The basics of the book are that first, people should understand what happens when we sleep, and second, what might be keeping you and I from sleeping the way we would like. Now, although I'm sleeping wonderfully here, I still have my nights, and goodness knows that when the school year begins, I would almost pay money to have a good night's sleep! Here are some of the great things I learned:
- About 10% of people are early birds (those who need a little less sleep and enjoy, and are more productive during the early hours of the morning) and 20% are true night owls (those that have higher brain function in the evenings, usually enjoy a bedtime somewhere around 2am, and find that they CAN'T get their brains to function when they first wake up). Although I think some people like to claim they are night owls, they simply are not. I am 100% a night owl. In fact, with an early morning job, I've had morning meetings where I literally have not uttered a sound, and left the meeting completely unaware of what was spoken. Nice, eh?
- Our brains are set to get a short nap some time in the middle of the day. It's just the way the brain functions, so taking a quick 20 to 30 minute nap is ideal.
- Women sleep more than men, and according to experts, "...it's because women use their brains in a more flexible way than men" (19).
- Rather than sleeping in, which can actually lead your body to be thrown off and feel groggy, go to bed and get up just 10 to 15 minutes later than usual. This will allow you to get a little more sleep without throwing your body clock off.
- In chapter six it listed the types of insomnia, what causes them, and how best to tackle them.
- If you struggle to get to sleep, make your bed and bedroom just about sleep. You should avoid things that excite your brain, such as watching TV, working on the computer, or doing paperwork and bills.
- It has great ideas for people who snore, women who are pregnant, families with small babies that keep them up crying, illnesses that affect one's sleep, grinding teeth, nightmares, wetting the bed, etc. You name it, they have a chapter about it.
- 90% of people with depression have insomnia. This chapter outlines ways to battle these types of insomnia, whether through medication, therapy, or stress/anxiety relief.
- Ideas on how to encourage dreams, or at least manipulate them.
- Pills that help & can damage sleep.
- Music, herbs, aromas, and therapies to enhance sleep.

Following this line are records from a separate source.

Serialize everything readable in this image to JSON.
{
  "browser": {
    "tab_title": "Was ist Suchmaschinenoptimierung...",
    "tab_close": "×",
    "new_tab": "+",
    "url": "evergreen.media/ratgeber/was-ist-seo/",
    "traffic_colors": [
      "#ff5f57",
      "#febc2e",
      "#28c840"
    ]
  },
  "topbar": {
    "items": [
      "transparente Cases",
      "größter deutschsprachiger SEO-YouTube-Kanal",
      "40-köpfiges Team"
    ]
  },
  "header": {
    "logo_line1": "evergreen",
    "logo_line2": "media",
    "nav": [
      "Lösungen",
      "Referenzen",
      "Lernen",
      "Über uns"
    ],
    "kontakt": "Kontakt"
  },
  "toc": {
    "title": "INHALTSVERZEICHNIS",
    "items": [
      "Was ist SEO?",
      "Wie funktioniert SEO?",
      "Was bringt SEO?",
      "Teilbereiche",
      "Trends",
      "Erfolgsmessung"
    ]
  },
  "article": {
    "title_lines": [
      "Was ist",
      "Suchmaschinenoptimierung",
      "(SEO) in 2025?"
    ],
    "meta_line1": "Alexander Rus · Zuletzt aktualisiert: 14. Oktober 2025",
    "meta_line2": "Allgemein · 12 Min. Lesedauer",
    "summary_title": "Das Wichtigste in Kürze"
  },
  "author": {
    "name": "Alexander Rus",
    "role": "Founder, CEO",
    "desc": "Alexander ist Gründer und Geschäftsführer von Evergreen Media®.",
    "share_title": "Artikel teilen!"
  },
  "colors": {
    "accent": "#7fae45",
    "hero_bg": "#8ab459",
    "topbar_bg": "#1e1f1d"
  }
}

There are so many helpful hints in this book, that you really must check it out if you are interested in gaining a better night's rest. I really appreciated that they first explained the issue or problem that caused insomnia, and then walked through the various treatments or options for solving each one. The chapters are short, and are always followed with a brief Q&A that really answered many of my individual questions.
Overall, this is a fantastic resource, and I would highly recommend it as a healthy resource in your medical library. I'm more than happy with this purchase, and will be keeping it for future use. This also qualifies as my second in the Rejuvenate and Renew Challenge.